Les femmes étaient également bien représentées parmi les best-sellers, telles Françoise Chandernagor avec l'Enfant aux loups (De Fallois) et Françoise Mallet-Joris, qui a compliqué à plaisir une intrigue policière dans Adriana-Sposa (Flammarion). Parmi les bonnes surprises de la saison, il y a eu Nous sommes éternels, de Pierrette Fleutiaux (Gallimard). Ce roman-océan de 800 pages, tournant autour des amours incestueuses d'un frère et d'une sœur, a subjugué la critique autant que le public. Un autre retour applaudi fut celui de Patrick Besson (la Paresseuse, Albin Michel), une histoire d'amitié qui laisse voir une chronique insolente de la génération des années 70. Enfin, le livre le plus bouleversant fut un roman traversé par l'urgence d'écrire de son auteur, Hervé Guibert, atteint du Sida (À l'ami qui ne m'a pas sauvé la vie, Gallimard).

Molière ou Corneille ?

Les romans historiques ont toujours la faveur des lecteurs, qui ont dévoré la Souris verte, de Robert Sabatier (Albin Michel), située dans le Paris de l'Occupation. Que l'histoire soit amplement reconstruite ou obliquement évoquée, elle était présente dans l'Infortune de François Sureau (Gallimard), qui se déroule à la Belle Époque, et dans la Stratégie du bouffon de Serge Lentz (Laffont), un roman picaresque campé au xve siècle et ayant pour sujet la Cité idéale. C'était aussi le thème de Sérénissime de Frédéric Vitoux (le Seuil).

La biographie a été particulièrement florissante et choyée par les éditeurs. On a ainsi pu lire celle de Stendhal, ou Monsieur Moi-même, par Michel Crouzet ; celle de Jacques Prévert, des mots et merveilles, par René Gilson (Belfond) ; ou encore celle de Marguerite Yourcenar, l'Invention d'une vie, par Josyane Savigneau (Gallimard).

En ce qui concerne les essais, l'Invention de l'Europe, d'Emmanuel Todd (le Seuil), fut l'un des plus remarqués ; sans oublier, pour ceux qui ont voulu tout savoir sur le monde de l'édition, le Plus Beau Métier du monde, de Françoise Verny (Olivier Orban), et Grâces leur soient rendues de Maurice Nadeau (Albin Michel).
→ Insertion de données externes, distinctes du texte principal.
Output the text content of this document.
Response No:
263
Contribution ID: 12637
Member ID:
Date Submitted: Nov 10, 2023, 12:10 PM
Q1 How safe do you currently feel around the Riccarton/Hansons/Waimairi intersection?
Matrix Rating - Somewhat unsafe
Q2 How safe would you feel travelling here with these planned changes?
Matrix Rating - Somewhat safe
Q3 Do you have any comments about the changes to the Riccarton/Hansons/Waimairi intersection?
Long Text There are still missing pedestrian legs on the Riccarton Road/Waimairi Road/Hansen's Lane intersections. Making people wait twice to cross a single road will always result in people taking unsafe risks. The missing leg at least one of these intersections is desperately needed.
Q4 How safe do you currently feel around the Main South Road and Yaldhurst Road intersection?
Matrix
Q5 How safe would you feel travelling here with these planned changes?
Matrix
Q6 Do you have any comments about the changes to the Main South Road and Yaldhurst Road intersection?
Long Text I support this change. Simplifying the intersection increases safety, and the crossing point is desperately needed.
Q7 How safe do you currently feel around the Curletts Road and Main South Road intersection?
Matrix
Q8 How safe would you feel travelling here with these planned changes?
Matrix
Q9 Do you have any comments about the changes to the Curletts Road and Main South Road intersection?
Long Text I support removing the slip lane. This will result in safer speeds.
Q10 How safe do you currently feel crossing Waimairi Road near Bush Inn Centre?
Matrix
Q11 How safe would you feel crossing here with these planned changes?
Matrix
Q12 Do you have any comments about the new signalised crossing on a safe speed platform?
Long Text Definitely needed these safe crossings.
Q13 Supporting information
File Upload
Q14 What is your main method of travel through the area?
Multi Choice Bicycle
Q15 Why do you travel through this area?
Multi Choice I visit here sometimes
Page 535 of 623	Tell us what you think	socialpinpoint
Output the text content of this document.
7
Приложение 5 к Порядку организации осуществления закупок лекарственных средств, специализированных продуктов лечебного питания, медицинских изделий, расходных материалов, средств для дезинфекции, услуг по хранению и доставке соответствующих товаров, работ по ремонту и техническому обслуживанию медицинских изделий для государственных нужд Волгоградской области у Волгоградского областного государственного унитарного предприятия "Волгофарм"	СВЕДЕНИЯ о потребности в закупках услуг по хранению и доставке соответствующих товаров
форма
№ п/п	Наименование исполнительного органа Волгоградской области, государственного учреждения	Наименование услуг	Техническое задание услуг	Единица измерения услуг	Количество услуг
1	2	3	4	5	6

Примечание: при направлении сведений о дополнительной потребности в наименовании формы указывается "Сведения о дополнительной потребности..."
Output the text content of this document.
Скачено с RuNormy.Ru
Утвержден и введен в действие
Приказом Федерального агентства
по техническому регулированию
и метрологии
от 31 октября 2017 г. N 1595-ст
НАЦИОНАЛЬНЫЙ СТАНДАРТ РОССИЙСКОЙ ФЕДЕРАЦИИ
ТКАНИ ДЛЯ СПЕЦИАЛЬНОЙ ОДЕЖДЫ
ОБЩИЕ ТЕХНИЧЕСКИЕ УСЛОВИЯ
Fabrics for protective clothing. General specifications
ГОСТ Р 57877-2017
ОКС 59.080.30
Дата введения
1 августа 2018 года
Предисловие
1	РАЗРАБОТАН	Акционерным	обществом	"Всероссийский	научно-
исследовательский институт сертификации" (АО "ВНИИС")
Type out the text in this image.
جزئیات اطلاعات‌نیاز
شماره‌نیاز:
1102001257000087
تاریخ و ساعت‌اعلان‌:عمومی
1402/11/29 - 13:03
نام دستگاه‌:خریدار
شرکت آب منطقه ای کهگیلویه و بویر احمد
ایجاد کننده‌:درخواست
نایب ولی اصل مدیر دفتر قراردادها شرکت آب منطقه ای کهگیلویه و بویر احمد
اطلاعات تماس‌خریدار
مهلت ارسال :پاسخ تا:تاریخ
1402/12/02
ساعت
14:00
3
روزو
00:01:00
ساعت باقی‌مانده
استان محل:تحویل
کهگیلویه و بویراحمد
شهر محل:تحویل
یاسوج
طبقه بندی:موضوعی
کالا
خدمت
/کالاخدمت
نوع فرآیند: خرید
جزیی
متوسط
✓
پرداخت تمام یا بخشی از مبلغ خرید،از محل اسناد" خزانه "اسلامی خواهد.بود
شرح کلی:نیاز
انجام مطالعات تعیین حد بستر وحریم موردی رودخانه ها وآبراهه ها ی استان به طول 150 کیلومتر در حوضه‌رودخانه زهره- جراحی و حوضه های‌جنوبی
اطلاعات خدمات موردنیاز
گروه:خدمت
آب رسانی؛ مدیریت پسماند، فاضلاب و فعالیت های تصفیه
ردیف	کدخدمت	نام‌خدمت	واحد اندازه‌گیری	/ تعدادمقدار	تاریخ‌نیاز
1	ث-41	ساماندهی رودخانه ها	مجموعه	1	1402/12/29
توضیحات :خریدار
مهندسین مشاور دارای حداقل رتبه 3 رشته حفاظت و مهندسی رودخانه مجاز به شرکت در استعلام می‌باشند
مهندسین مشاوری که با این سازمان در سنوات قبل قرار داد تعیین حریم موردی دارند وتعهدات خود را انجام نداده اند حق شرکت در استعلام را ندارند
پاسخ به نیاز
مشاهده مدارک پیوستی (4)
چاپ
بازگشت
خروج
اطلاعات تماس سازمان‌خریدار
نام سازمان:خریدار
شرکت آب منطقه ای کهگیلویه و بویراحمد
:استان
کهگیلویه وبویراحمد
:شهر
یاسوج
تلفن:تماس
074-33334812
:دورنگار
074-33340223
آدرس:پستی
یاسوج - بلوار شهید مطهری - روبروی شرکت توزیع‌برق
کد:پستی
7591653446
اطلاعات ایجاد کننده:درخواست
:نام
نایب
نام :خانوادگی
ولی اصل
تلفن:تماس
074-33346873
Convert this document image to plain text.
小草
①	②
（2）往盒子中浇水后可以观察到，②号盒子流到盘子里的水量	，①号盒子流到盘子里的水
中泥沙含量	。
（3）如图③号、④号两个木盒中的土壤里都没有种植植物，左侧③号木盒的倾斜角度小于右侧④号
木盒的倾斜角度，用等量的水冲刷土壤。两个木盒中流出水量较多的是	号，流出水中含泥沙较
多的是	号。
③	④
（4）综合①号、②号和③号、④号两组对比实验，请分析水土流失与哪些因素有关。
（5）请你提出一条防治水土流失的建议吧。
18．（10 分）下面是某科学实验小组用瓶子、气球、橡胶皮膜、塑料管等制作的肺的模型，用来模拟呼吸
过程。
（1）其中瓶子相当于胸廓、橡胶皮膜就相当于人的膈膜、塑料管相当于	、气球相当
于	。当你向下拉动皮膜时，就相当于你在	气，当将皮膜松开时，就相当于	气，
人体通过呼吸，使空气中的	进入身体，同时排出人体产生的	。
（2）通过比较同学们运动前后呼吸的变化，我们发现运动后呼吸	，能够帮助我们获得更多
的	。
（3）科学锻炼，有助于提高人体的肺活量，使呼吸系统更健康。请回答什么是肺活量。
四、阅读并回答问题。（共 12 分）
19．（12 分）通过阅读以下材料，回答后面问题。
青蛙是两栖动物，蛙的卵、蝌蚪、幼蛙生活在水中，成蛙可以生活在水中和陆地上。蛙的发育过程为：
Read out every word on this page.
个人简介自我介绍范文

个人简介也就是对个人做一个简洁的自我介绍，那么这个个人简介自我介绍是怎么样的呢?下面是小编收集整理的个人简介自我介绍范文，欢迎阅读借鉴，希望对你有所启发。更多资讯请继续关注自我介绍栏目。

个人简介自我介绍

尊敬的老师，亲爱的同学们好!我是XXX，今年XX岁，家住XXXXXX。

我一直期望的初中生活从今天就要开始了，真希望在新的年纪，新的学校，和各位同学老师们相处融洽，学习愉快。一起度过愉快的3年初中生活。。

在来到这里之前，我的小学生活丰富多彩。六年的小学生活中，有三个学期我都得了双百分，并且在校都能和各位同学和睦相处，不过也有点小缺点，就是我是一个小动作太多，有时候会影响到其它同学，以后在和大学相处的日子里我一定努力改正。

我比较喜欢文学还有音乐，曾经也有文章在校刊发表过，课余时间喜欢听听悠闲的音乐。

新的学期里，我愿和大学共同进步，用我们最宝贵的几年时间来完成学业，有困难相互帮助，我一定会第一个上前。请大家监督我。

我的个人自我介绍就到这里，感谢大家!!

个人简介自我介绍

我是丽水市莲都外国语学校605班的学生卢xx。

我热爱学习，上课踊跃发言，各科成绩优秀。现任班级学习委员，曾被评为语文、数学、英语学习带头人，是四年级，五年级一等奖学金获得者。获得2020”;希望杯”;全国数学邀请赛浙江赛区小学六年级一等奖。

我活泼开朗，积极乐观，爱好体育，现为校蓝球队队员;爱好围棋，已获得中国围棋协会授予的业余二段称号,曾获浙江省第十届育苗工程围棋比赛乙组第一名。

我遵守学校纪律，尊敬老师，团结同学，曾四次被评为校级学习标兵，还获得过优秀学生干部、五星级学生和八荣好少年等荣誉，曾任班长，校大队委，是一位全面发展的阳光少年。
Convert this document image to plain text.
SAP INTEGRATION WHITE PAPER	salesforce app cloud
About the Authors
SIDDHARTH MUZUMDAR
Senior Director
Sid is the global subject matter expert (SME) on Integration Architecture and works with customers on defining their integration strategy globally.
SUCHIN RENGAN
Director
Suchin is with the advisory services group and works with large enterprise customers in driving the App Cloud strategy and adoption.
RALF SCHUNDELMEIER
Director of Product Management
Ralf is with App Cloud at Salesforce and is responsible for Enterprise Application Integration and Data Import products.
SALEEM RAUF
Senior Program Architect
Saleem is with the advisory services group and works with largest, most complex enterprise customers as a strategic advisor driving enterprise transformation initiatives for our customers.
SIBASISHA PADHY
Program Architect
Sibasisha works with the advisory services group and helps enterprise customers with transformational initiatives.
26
Enfin, un essai littéraire a émergé par son originalité et par la controverse qu'il a suscitée : Molière ou l'Auteur imaginaire ?de Hippolyte Wouters et Christine de Ville de Goyet (Complexe), où les deux chercheurs ont entendu démontrer, solide argumentation à l'appui, que l'auteur des pièces de Molière était en fait Corneille.